Aussi l' idée d'un agrément de ces cabinets de conseil a-t-elle pu être évoquée, afin d'en « moraliser » la profession. La Cour des comptes la rejette cependant, dans son rapport sur le CIR, au motif qu'« une telle solution représenterait (...) un alourdissement des procédures associées au CIR, sans pouvoir garantir au cas par cas la qualité des prestations effectuées ».

Il est vrai qu'outre les nombreuses questions qu'elle poserait (quels seraient les titulaires de cet agrément ? Quelle en serait la portée ? Qui le délivrerait et sur quels critères ?), la mise en place d'un tel agrément aurait plusieurs effets contre-productifs . Elle avaliserait le recours systématique à un cabinet de conseil pour garantir son CIR. Dans même temps, un tel agrément entérinerait la nécessité pour l'État de réserver une partie du CIR au financement des cabinets de conseil.

Plutôt que d'un agrément, l' idée d'une labellisation des cabinets de conseil respectant certains principes de fonctionnement pourrait être évoquée.

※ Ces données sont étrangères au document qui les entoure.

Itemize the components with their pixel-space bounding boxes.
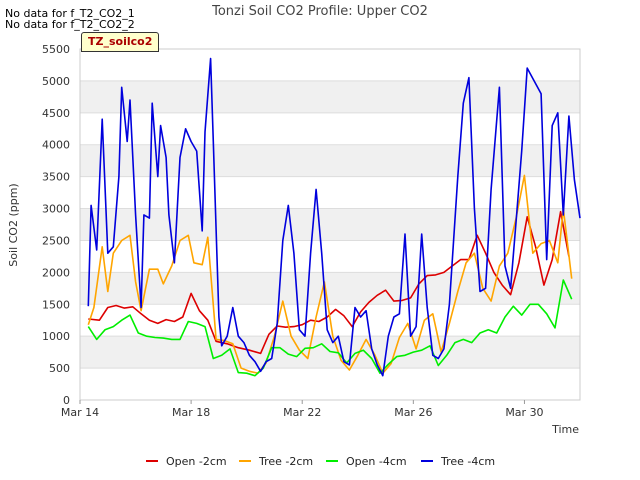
series-line-open-2cm	[88, 210, 570, 355]
grid-band	[80, 208, 580, 241]
x-tick-label: Mar 30	[505, 406, 543, 419]
y-tick-label: 500	[49, 362, 70, 375]
y-tick-label: 5500	[42, 43, 70, 56]
series-line-tree-2cm	[87, 174, 573, 374]
grid-band	[80, 144, 580, 177]
legend-entry: Open -2cm	[166, 455, 227, 468]
x-tick-label: Mar 14	[61, 406, 99, 419]
y-tick-label: 4500	[42, 107, 70, 120]
legend: Open -2cm Tree -2cm Open -4cm Tree -4cm	[146, 455, 495, 468]
series-line-open-4cm	[87, 279, 573, 377]
y-tick-label: 3500	[42, 171, 70, 184]
y-tick-label: 3000	[42, 203, 70, 216]
y-axis-label: Soil CO2 (ppm)	[7, 183, 20, 266]
y-tick-label: 1500	[42, 298, 70, 311]
y-tick-label: 0	[63, 394, 70, 407]
legend-entry: Open -4cm	[346, 455, 407, 468]
y-tick-label: 2500	[42, 234, 70, 247]
y-tick-label: 5000	[42, 75, 70, 88]
no-data-note-1: No data for f_T2_CO2_1	[5, 7, 135, 20]
x-tick-label: Mar 22	[283, 406, 321, 419]
x-tick-label: Mar 18	[172, 406, 210, 419]
series-line-tree-4cm	[87, 57, 581, 377]
chart-title: Tonzi Soil CO2 Profile: Upper CO2	[211, 4, 428, 19]
grid-band	[80, 80, 580, 113]
legend-entry: Tree -2cm	[258, 455, 313, 468]
y-tick-label: 2000	[42, 266, 70, 279]
y-tick-label: 1000	[42, 330, 70, 343]
y-tick-label: 4000	[42, 139, 70, 152]
plot-frame	[79, 48, 581, 401]
site-tag-label: TZ_soilco2	[81, 32, 160, 52]
x-axis-label: Time	[551, 423, 579, 436]
no-data-note-2: No data for f_T2_CO2_2	[5, 18, 135, 31]
legend-entry: Tree -4cm	[440, 455, 495, 468]
x-tick-label: Mar 26	[394, 406, 432, 419]
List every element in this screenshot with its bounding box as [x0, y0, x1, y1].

La procédure en serait en effet plus souple et d'un recours laissé à l'appréciation des cabinets, qui décideraient - ou non - de solliciter une telle reconnaissance par les pouvoirs publics, de la même façon que les entreprises seraient libres de choisir un cabinet labellisé ou non.

En tout état de cause, il paraît préférable de favoriser l'autonomie des entreprises , notamment des PME, en les formant et en les informant , et de leur laisser le choix d'un accompagnement externe, si jugé nécessaire. Le réseau public ou consulaire d'accompagnement des entreprises, via les conseilleurs innovation, serait à cet égard parfaitement adapté. Une solution opportune pourrait être celle de la création de « cercles d'échanges » au profit des PME. Par ailleurs, l' établissement de « bonnes pratiques » indiquant la façon optimale de monter un dossier CIR procurerait également aux entreprises un référentiel leur permettant d'étalonner les prestations proposé es par les cabinets de conseil.

En tout état de cause, si des consultants extérieurs peuvent aider une entreprise à former les intervenants sur ce qu'est le CIR et sur la façon de monter le dossier CIR, les dossiers techniques doivent être rédigés par les seuls responsables techniques en charge des projets , eux seuls étant capables d'en exposer les raisons de l'éligibilité. Cette « connaissance de l'intérieur » des dossiers est en effet indispensable lorsqu'intervient, par la suite, un contrôle de l'administration fiscale, qui demandera à ce que lui soit expliquée l'approche retenue pour le montage du dossier.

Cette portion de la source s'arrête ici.